Peer review is the only widely accepted method for research validation – but it is not always a straightforward process. In this blog, Dr Carole Sargent gives her top tips on understanding and responding to negative peer reviews.
Peer review can be a strange process, but it is the best we have in academia. Much of it is helpful, and will make your paper better. But what about when it is confusing or even wrong? The first two pages of this article from the European Journal of International Law perfectly explain the perils of peer review, and it underscores my point that editors understand fully how flawed the system is.
Understanding negative reviews
Problems with peer review can fall into one of these categories:
- Too specific: This peer writes four single-spaced pages of detailed notes about every aspect of your research. To please this peer, you would need to write a completely different article – which is unnecessary.
- Too vague: This peer wants something different, but doesn’t tell you what. These reviews are often short and nonspecific, so you feel bad about your work but you don't know why.
- Contradictory advice: Sometimes the peers don’t agree with each other at all! It is not fun to try and figure out why one peer loved your research results and another peer hated them.
- Inappropriate suggestions: Peers can ask for things that aren’t right for your research. This can happen when peers come from a different areas of your field, or when they simply don’t do a very good job of reviewing your research.
- Discouraging language: Because it is anonymous, some peers may actually insult your work. For instance, they may say that it isn’t even worthy of graduate school, or that it is fine for a low-ranked journal, but not for the excellent one to which you submitted it. Unkind peers will also focus on your writing style, your choice of topic and your argument skills.
It helps to remember that everyone receives unpleasant peer reviews from time to time – even senior scholars, who have published many papers! You will be truly professional if you learn to respond quickly and unemotionally.
Responding to negative reviews
Here are my favorite strategies for responding to a revise-and-resubmit decision:
- Use the best, and discard the rest: You are not obligated to do everything the peers ask. Much of their advice will be helpful, but some will not – and your editor knows this.

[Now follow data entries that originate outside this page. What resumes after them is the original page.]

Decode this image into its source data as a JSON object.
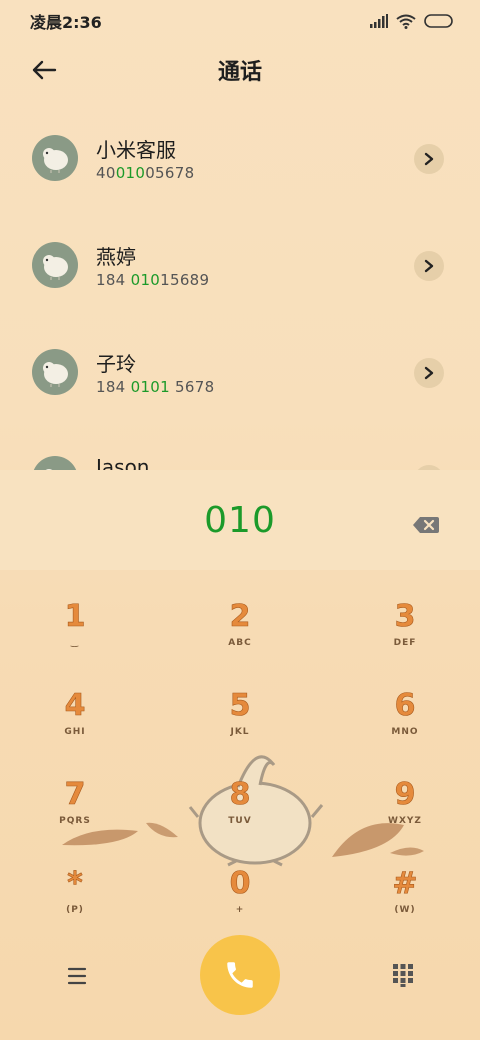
{
  "status": {
    "time": "凌晨2:36"
  },
  "header": {
    "title": "通话"
  },
  "contacts": [
    {
      "name": "小米客服",
      "num_pre": "40",
      "num_hl": "010",
      "num_post": "05678"
    },
    {
      "name": "燕婷",
      "num_pre": "184 ",
      "num_hl": "010",
      "num_post": "15689"
    },
    {
      "name": "子玲",
      "num_pre": "184 ",
      "num_hl": "0101",
      "num_post": " 5678"
    },
    {
      "name": "Jason",
      "num_pre": "",
      "num_hl": "",
      "num_post": ""
    }
  ],
  "dial": {
    "number": "010"
  },
  "keypad": [
    {
      "digit": "1",
      "letters": ""
    },
    {
      "digit": "2",
      "letters": "ABC"
    },
    {
      "digit": "3",
      "letters": "DEF"
    },
    {
      "digit": "4",
      "letters": "GHI"
    },
    {
      "digit": "5",
      "letters": "JKL"
    },
    {
      "digit": "6",
      "letters": "MNO"
    },
    {
      "digit": "7",
      "letters": "PQRS"
    },
    {
      "digit": "8",
      "letters": "TUV"
    },
    {
      "digit": "9",
      "letters": "WXYZ"
    },
    {
      "digit": "*",
      "letters": "(P)"
    },
    {
      "digit": "0",
      "letters": "+"
    },
    {
      "digit": "#",
      "letters": "(W)"
    }
  ],
  "colors": {
    "match": "#1c9a2a",
    "call": "#f8c44a",
    "digit": "#e58a3c"
  },
  "icons": {
    "back": "arrow-left-icon",
    "detail": "chevron-right-icon",
    "backspace": "backspace-icon",
    "menu": "menu-icon",
    "call": "phone-icon",
    "dialpad": "dialpad-icon"
  }
}
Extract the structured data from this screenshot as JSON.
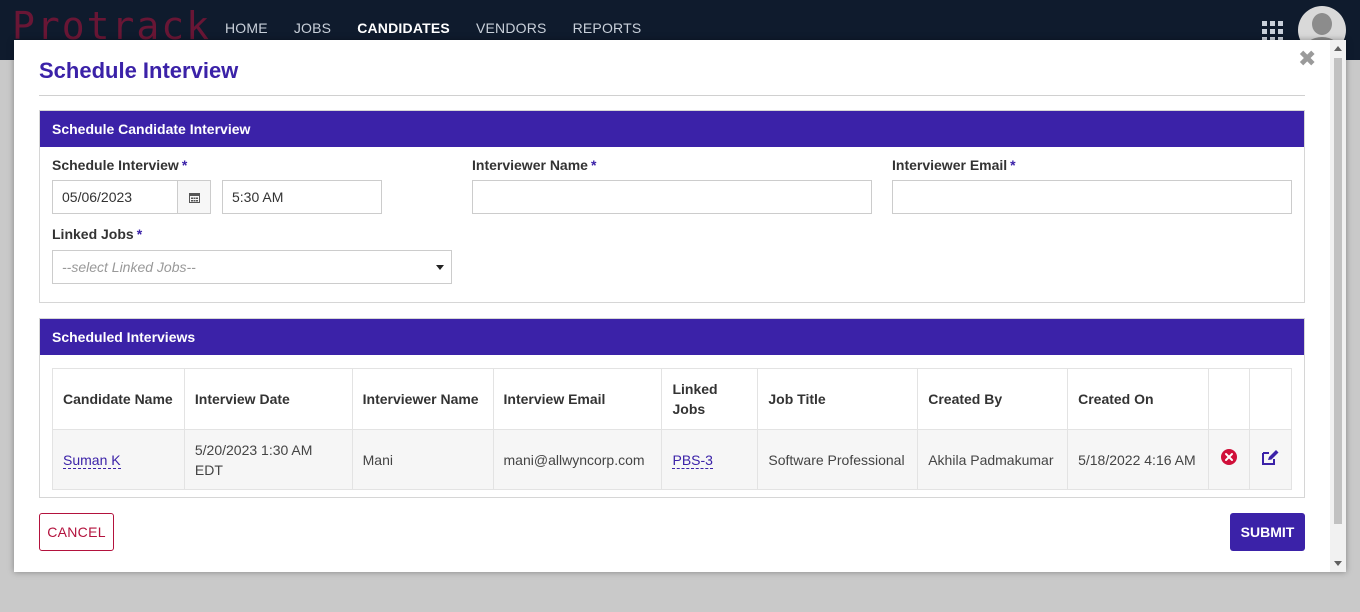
{
  "app": {
    "logo_text": "Protrack",
    "nav": [
      {
        "label": "HOME",
        "active": false
      },
      {
        "label": "JOBS",
        "active": false
      },
      {
        "label": "CANDIDATES",
        "active": true
      },
      {
        "label": "VENDORS",
        "active": false
      },
      {
        "label": "REPORTS",
        "active": false
      }
    ]
  },
  "modal": {
    "title": "Schedule Interview",
    "close_glyph": "✖",
    "schedule_panel": {
      "heading": "Schedule Candidate Interview",
      "schedule_label": "Schedule Interview",
      "date_value": "05/06/2023",
      "time_value": "5:30 AM",
      "interviewer_name_label": "Interviewer Name",
      "interviewer_name_value": "",
      "interviewer_email_label": "Interviewer Email",
      "interviewer_email_value": "",
      "linked_jobs_label": "Linked Jobs",
      "linked_jobs_placeholder": "--select Linked Jobs--",
      "required_mark": "*"
    },
    "scheduled_panel": {
      "heading": "Scheduled Interviews",
      "columns": [
        "Candidate Name",
        "Interview Date",
        "Interviewer Name",
        "Interview Email",
        "Linked Jobs",
        "Job Title",
        "Created By",
        "Created On",
        "",
        ""
      ],
      "rows": [
        {
          "candidate": "Suman K",
          "interview_date": "5/20/2023 1:30 AM EDT",
          "interviewer": "Mani",
          "email": "mani@allwyncorp.com",
          "linked_jobs": "PBS-3",
          "job_title": "Software Professional",
          "created_by": "Akhila Padmakumar",
          "created_on": "5/18/2022 4:16 AM"
        }
      ]
    },
    "buttons": {
      "cancel": "CANCEL",
      "submit": "SUBMIT"
    }
  },
  "colors": {
    "accent": "#3b22a8",
    "danger": "#b3123d",
    "nav_bg": "#0f1b2d",
    "delete_icon": "#d0103a"
  }
}
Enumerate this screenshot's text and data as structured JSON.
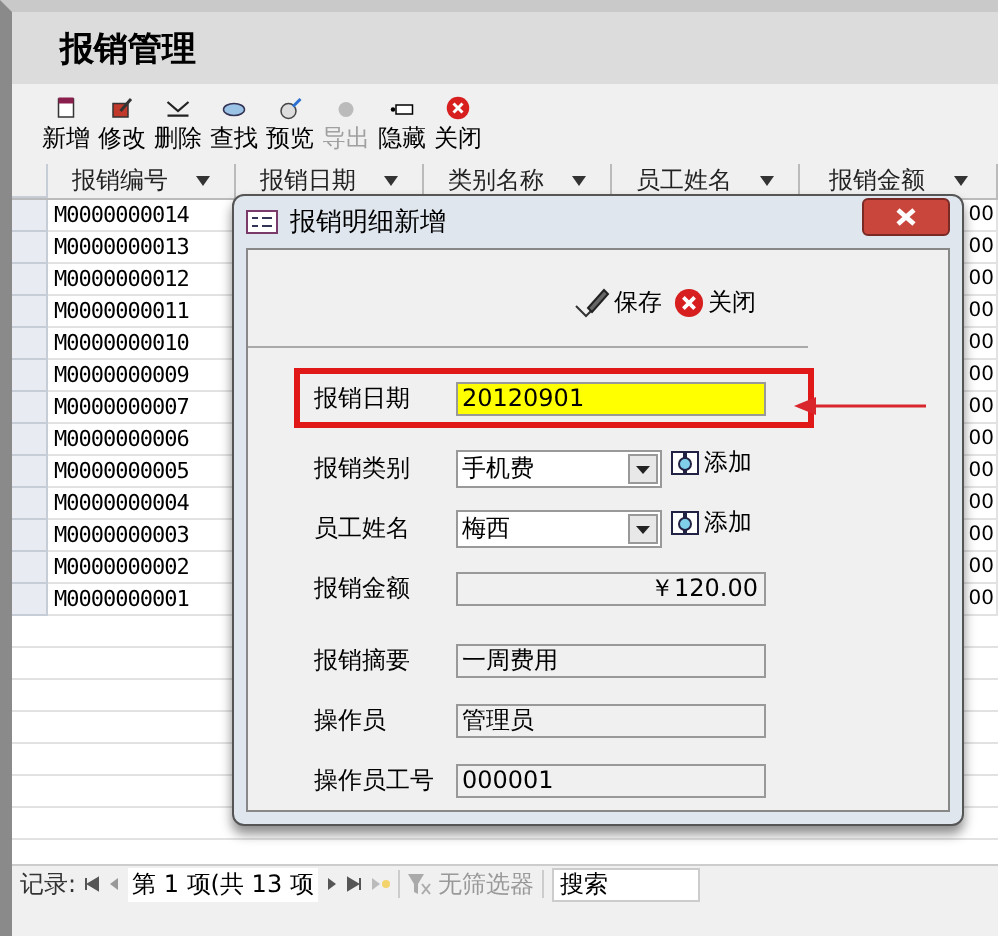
{
  "app_title": "报销管理",
  "toolbar": [
    {
      "label": "新增",
      "disabled": false
    },
    {
      "label": "修改",
      "disabled": false
    },
    {
      "label": "删除",
      "disabled": false
    },
    {
      "label": "查找",
      "disabled": false
    },
    {
      "label": "预览",
      "disabled": false
    },
    {
      "label": "导出",
      "disabled": true
    },
    {
      "label": "隐藏",
      "disabled": false
    },
    {
      "label": "关闭",
      "disabled": false
    }
  ],
  "grid": {
    "columns": [
      "报销编号",
      "报销日期",
      "类别名称",
      "员工姓名",
      "报销金额"
    ],
    "rows": [
      {
        "id": "M0000000014",
        "amount_tail": "00"
      },
      {
        "id": "M0000000013",
        "amount_tail": "00"
      },
      {
        "id": "M0000000012",
        "amount_tail": "00"
      },
      {
        "id": "M0000000011",
        "amount_tail": "00"
      },
      {
        "id": "M0000000010",
        "amount_tail": "00"
      },
      {
        "id": "M0000000009",
        "amount_tail": "00"
      },
      {
        "id": "M0000000007",
        "amount_tail": "00"
      },
      {
        "id": "M0000000006",
        "amount_tail": "00"
      },
      {
        "id": "M0000000005",
        "amount_tail": "00"
      },
      {
        "id": "M0000000004",
        "amount_tail": "00"
      },
      {
        "id": "M0000000003",
        "amount_tail": "00"
      },
      {
        "id": "M0000000002",
        "amount_tail": "00"
      },
      {
        "id": "M0000000001",
        "amount_tail": "00"
      }
    ]
  },
  "dialog": {
    "title": "报销明细新增",
    "actions": [
      {
        "label": "保存",
        "kind": "save"
      },
      {
        "label": "关闭",
        "kind": "close"
      }
    ],
    "fields": [
      {
        "label": "报销日期",
        "value": "20120901",
        "kind": "text",
        "highlighted": true
      },
      {
        "label": "报销类别",
        "value": "手机费",
        "kind": "combo",
        "add_label": "添加",
        "highlighted": false
      },
      {
        "label": "员工姓名",
        "value": "梅西",
        "kind": "combo",
        "add_label": "添加",
        "highlighted": false
      },
      {
        "label": "报销金额",
        "value": "￥120.00",
        "kind": "amount",
        "highlighted": false
      },
      {
        "label": "报销摘要",
        "value": "一周费用",
        "kind": "text",
        "highlighted": false
      },
      {
        "label": "操作员",
        "value": "管理员",
        "kind": "text",
        "highlighted": false
      },
      {
        "label": "操作员工号",
        "value": "000001",
        "kind": "text",
        "highlighted": false
      }
    ]
  },
  "status_bar": {
    "label": "记录:",
    "position": "第 1 项(共 13 项",
    "filter": "无筛选器",
    "search_placeholder": "搜索"
  }
}
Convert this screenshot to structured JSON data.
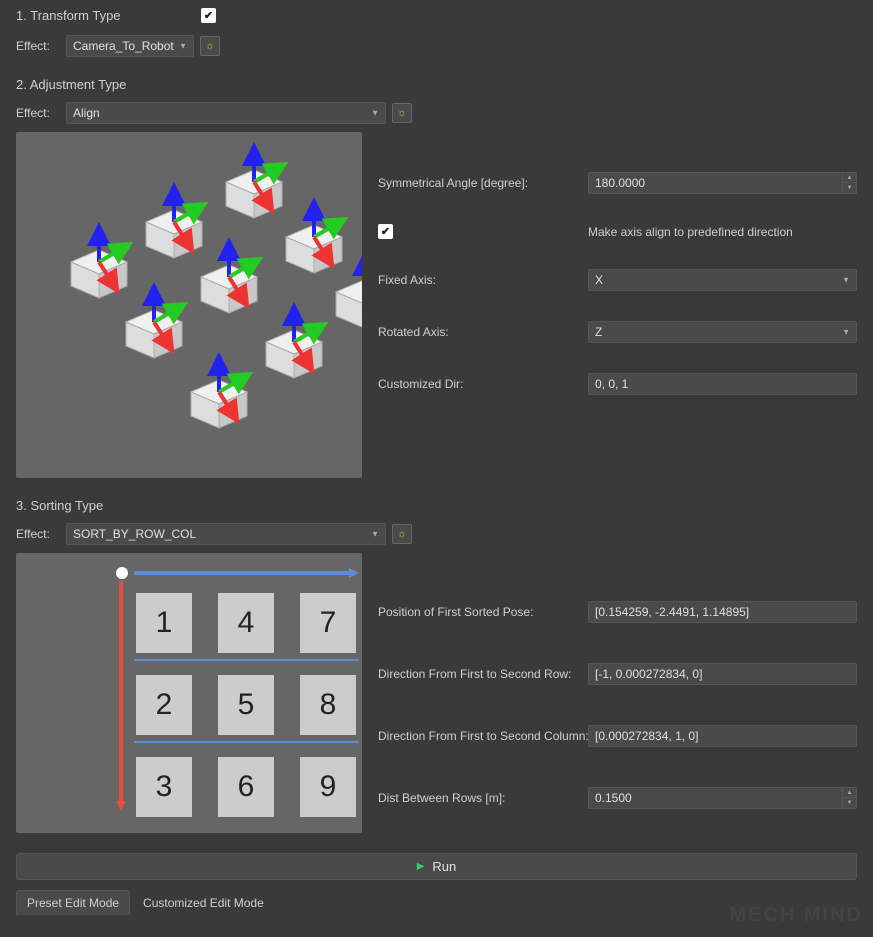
{
  "section1": {
    "title": "1. Transform Type",
    "checked": true,
    "effect_label": "Effect:",
    "effect_value": "Camera_To_Robot"
  },
  "section2": {
    "title": "2. Adjustment Type",
    "effect_label": "Effect:",
    "effect_value": "Align",
    "sym_angle_label": "Symmetrical Angle [degree]:",
    "sym_angle_value": "180.0000",
    "make_axis_label": "Make axis align to predefined direction",
    "make_axis_checked": true,
    "fixed_axis_label": "Fixed Axis:",
    "fixed_axis_value": "X",
    "rotated_axis_label": "Rotated Axis:",
    "rotated_axis_value": "Z",
    "custom_dir_label": "Customized Dir:",
    "custom_dir_value": "0, 0, 1"
  },
  "section3": {
    "title": "3. Sorting Type",
    "effect_label": "Effect:",
    "effect_value": "SORT_BY_ROW_COL",
    "pos_first_label": "Position of First Sorted Pose:",
    "pos_first_value": "[0.154259, -2.4491, 1.14895]",
    "dir_row_label": "Direction From First to Second Row:",
    "dir_row_value": "[-1, 0.000272834, 0]",
    "dir_col_label": "Direction From First to Second Column:",
    "dir_col_value": "[0.000272834, 1, 0]",
    "dist_label": "Dist Between Rows [m]:",
    "dist_value": "0.1500",
    "grid_cells": [
      "1",
      "4",
      "7",
      "2",
      "5",
      "8",
      "3",
      "6",
      "9"
    ]
  },
  "run_label": "Run",
  "tabs": {
    "preset": "Preset Edit Mode",
    "custom": "Customized Edit Mode"
  },
  "watermark": "MECH MIND"
}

- Don't offer to do everything: Write a short revision plan and get approval from your editor before you revise anything. List each point in the same order as the peer review so that your editor doesn’t have to hunt for it. Editors will often place your plan and the peers’ letters side-by-side and check off each point.
- Revise minimally: Unless your editor says otherwise, s/he hopes your revised article will resemble the original. If you completely rewrite everything, you could force your research into a new round of peer review – and you probably don’t want that.
- Remain positive and professionally neutral: Editors do not want to be on the receiving end of your frustration. Often they agree with you, but they cannot say it. If you must defend why you did something your way, keep it short. Always maintain a professional demeanor and respond briefly and promptly – this way, editors will love working with you.
If you are told to revise and resubmit your research, then make a professional point of returning the paper as soon as possible, prioritizing it above all of your other written work. Your next version is very likely to be published, so treat revision as your top priority.
If you get a rejection, hunt for specific language that says: “If this paper did x or y, then I would reconsider it”. That sort of language is a hint that you should revise your research and then start a new submission process with the same journal. It isn’t actually a full rejection (scholars laughingly call these “reject and resubmits”).
However, if it is a true rejection, then revise the paper lightly (if at all), and then approach a journal of the same rank or higher. Do not go lower. After all, once you have made revisions, you should have a better paper! It is neither faster nor easier to go to a lower-ranked journal – and sometimes as you go higher, you go toward the resources that can help you improve your work.
Dr Carole Sargent is the founding Director of the Office of Scholarly Publications at Georgetown University, US, where she provides guidance to faculty on publishing at top peer-reviewed journals and the most selective university presses.